Exposition temporaire : "Cénomanien, le voyage géologique"                               (du 10 septembre 2015 au 31 juillet 2016).

Par Romain Houssineau et Aurélien Morhain.

Du 10 septembre 2015 au 31 juillet 2016, le Musée Vert - muséum d’histoire naturelle de la ville du Mans,  propose au grand public une exposition temporaire intitulée « Cénomanien, le voyage géologique ». Faisant écho aux récents travaux publiés en cette fin d’année 2015 dans  l’ouvrage Stratotype Cénomanien (sous dir. N. Morel), cette belle initiative est le résultat du travail des équipes patrimoniales du muséum du Mans et du paléontologue R. Vullo qui ont su rassembler un certain nombre de spécimens fossiles français et étrangers représentatifs de cet étage. Parmi ceux-ci, une part importante est consacrée aux découvertes récentes réalisées dans les départements charentais et de la Vienne ainsi qu’à deux des plus importants gisements mondiaux de fossiles du Cénomanien : celui du Mont Liban (Liban) et celui des Kem-Kem au Maroc. Quoi de plus naturel que de présenter cette exposition au Mans, ville choisie en 1847 par A. d’Obigny comme site de référence du Cénomanien. Vous voulez en savoir plus ? Suivez le guide  !

Quelques mots sur le musée Vert du Mans.

Le Musée Vert, classé "Musée de France", est le muséum d’histoire naturelle de la ville du Mans. Il est situé sur la rive droite de l’Huisne, au centre du quartier Jean Jaurès, non loin de Pontlieue. Aujourd’hui installé dans l'ancienne école Véron de Forbonnais (bâtiment du XIXe siècle), les collections du muséum sont constituées de plus de 200.000 spécimens, accumulés par des générations de collectionneurs et de naturalistes. Il s’agit notamment d’oiseaux et de mammifères naturalisés, ainsi que d’importantes collections de minéraux, de fossiles, de coquillages et d’herbiers. 

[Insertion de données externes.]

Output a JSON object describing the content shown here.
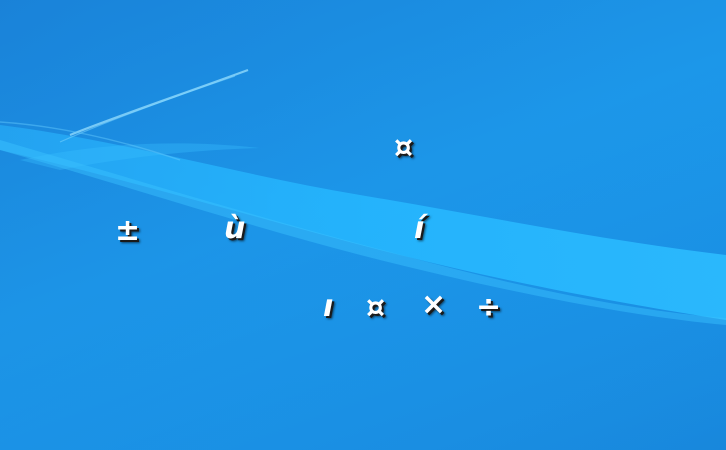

Ces riches collections  se sont constituées à partir de la Révolution Française, lors du placement de plusieurs cabinets naturalistes privés locaux dans le domaine public. Celles-ci furent présentées au public à partir du 21 juin 1799, dans les locaux de l’actuelle préfecture de la ville. Ce premier muséum présente alors des collections pluridisciplinaires allant de la peinture aux animaux naturalisés, en passant par les minéraux et les fossiles. En 1927, les collections artistiques puis scientifiques sont déménagées vers l’actuel musée de Tessé. Durant cette époque (années 30-40), les collections scientifiques vont considérablement se développer sous l’impulsion du conservateur P. Delaunay.

 

Au sortir de la seconde guerre mondiale ensuite, les collections scientifiques sont progressivement retirées des salles d’exposition et le musée Tessé acquiert une vocation artistique, devenant le musée des beaux-arts du Mans. Les fonds scientifiques resteront en sommeil dans les réserves du musée jusque dans les années 80, lorsqu’une équipe de jeunes étudiants et des membres de la municipalité élaborent un projet de musée spécifiquement dédié aux sciences naturelles. Ce dernier est finalement créé en juin 1995, avec l’ouverture du présent Musée Vert de la ville dans les locaux de l’ancienne école Véron de Forbonnais.

 

L’espace dédié aux visiteurs s’organise autour de deux salles d’exposition permanente : la salle « Sarthe sauvage » et la salle « Jurassique Sarthe ». La superficie muséale couvre aujourd’hui 790 m², dont 350 m² sont accessibles au public. Les immenses collections de cette institution, ne pouvant toutes être exposées au public, sont stockées dans les 440 m² de réserves. Au total, seul 1% des 200 000 spécimens naturalistes conservés par le Musée Vert est exposé au public.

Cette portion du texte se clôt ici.